Faculty Research Speaker Series

Alisha Holland

Associate Professor of Government, Harvard University
Feb 23, 2024, 12:15 - 1:30 PM

"Inhibitory Institutions: The Bureaucratic Politics of Public Goods Quality.”

Governments often invest in public goods that citizens don’t want.  Comparative research emphasizes that voters hesitate to kick out politicians who build useless projects or profit from their provision.  I introduce the concept of inhibitory institutions, or rules that allow state or societal actors to review, obstruct or veto public goods before they are approved, and argue that they are critical to the selection and execution of high-quality public goods.  Inhibitory institutions come at a price, however: they delay projects and sap the associated rents.  I illustrate the tradeoffs between project quality and quantity by focusing on how institutional enforcement varies with partisan alignments.  When partisan divisions exist, inhibitory institutions are more likely to bind, reducing project expenditures and improving their quality.  I illustrate these dynamics through quantitative data on 16,300 subnational infrastructure projects in Colombia and qualitative case studies comparing subway projects in Colombia’s largest cities.  The evidence suggests the rich, and largely neglected, politics that occur to raise the quality of local public goods before they reach citizens.  

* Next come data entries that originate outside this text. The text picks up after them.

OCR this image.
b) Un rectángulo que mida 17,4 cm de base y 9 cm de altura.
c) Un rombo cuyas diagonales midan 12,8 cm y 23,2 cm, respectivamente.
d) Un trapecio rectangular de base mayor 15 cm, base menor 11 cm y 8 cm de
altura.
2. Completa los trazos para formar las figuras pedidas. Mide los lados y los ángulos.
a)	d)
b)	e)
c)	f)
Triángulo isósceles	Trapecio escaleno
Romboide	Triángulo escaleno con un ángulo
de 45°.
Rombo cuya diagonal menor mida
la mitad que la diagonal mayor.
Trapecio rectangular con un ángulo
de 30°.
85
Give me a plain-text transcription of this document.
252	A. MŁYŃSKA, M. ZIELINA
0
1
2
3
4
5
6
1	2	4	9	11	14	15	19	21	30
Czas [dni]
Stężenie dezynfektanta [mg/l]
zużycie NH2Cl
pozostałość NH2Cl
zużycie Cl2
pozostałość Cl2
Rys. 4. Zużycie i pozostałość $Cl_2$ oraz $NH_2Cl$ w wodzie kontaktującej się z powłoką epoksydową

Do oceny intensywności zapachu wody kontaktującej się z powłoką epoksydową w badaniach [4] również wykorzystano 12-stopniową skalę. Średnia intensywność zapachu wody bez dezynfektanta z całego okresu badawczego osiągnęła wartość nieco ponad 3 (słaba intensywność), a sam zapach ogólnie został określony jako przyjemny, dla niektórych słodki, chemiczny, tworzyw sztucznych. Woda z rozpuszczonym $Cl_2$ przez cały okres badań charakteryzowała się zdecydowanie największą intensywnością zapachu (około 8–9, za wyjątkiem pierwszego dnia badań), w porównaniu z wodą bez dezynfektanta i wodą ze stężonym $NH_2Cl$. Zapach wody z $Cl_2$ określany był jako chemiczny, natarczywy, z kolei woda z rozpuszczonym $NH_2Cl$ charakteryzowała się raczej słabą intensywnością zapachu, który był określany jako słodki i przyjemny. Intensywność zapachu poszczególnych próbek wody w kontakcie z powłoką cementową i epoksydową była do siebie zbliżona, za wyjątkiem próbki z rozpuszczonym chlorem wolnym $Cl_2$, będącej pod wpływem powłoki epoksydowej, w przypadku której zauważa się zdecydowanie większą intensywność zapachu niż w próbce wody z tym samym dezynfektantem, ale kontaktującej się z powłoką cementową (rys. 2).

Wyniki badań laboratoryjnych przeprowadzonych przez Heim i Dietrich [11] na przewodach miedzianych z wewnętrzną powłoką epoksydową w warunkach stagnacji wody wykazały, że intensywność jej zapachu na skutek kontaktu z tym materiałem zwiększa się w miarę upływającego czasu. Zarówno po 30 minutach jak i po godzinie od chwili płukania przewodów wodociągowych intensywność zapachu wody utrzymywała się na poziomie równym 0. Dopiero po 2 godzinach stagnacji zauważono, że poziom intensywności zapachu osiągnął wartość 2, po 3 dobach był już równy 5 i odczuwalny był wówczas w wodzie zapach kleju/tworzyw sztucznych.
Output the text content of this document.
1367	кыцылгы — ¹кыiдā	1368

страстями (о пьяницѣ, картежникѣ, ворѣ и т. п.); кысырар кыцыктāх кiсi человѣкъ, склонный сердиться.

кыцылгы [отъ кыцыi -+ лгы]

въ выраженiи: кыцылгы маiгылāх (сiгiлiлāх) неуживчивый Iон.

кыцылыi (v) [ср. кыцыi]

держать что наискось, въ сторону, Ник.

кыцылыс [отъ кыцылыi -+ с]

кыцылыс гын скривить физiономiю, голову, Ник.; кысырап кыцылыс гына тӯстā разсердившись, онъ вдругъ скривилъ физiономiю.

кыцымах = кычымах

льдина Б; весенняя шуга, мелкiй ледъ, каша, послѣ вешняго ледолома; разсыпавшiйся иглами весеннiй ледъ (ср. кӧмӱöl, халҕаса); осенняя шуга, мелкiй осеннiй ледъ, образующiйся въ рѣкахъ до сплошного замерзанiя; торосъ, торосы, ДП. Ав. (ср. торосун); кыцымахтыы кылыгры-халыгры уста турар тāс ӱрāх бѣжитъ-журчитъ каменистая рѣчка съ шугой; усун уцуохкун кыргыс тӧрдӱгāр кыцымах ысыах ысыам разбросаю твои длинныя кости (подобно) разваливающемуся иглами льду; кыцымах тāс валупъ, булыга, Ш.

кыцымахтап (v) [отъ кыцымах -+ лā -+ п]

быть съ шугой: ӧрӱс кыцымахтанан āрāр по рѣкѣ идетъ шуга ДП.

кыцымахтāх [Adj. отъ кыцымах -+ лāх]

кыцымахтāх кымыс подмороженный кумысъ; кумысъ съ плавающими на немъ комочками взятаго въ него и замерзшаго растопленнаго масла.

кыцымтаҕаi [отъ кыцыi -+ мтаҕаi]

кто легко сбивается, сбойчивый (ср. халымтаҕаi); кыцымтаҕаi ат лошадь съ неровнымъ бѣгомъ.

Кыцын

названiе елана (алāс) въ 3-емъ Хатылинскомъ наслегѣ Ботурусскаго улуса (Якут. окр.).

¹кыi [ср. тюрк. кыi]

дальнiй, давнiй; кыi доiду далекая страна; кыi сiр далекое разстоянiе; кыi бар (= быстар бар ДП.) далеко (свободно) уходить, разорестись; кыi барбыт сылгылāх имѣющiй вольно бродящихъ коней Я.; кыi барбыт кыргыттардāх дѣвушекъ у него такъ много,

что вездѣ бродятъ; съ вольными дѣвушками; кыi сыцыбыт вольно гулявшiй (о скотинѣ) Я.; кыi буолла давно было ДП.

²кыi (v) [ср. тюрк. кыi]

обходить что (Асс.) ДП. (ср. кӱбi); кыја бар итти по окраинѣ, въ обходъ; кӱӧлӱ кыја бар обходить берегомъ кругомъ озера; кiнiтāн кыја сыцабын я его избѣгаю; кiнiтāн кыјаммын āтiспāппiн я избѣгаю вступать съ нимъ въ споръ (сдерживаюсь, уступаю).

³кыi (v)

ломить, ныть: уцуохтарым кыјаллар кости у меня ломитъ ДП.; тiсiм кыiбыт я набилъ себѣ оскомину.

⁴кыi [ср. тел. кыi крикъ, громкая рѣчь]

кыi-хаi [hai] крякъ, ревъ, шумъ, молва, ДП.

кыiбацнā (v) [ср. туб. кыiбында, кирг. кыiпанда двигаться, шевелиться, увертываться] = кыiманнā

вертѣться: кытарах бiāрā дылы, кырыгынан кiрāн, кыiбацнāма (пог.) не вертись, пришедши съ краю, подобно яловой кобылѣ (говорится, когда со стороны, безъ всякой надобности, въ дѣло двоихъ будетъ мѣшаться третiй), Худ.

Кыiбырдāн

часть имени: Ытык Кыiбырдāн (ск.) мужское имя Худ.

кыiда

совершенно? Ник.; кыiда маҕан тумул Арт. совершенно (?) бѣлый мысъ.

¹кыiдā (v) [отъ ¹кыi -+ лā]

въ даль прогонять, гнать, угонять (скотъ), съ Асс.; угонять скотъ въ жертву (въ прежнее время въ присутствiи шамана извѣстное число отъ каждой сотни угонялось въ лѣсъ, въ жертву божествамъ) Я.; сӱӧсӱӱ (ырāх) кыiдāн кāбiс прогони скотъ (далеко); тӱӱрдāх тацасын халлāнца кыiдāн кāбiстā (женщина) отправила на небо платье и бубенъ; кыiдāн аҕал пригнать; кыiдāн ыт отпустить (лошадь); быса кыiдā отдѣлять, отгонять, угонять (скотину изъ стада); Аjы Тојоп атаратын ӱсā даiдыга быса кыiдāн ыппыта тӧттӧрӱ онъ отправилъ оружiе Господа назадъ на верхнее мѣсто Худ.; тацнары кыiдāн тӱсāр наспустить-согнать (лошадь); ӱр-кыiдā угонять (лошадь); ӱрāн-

Alisha C. Holland, Associate Professor of Government at Harvard University, studies the comparative political economy of development with a focus on Latin America. Her first book, Forbearance as Redistribution: The Politics of Informal Welfare in Latin America, examines the politics of law enforcement against the poor. She is working on a new book on the institutional determinants and challenges of infrastructure investment in Latin America.

Sponsored by the UVA Department of Politics Lansing Lee / Bankard International Relations Seminar Series and the Karsh Institute of Democracy's Local Equity and Democracy (LEAD) working group.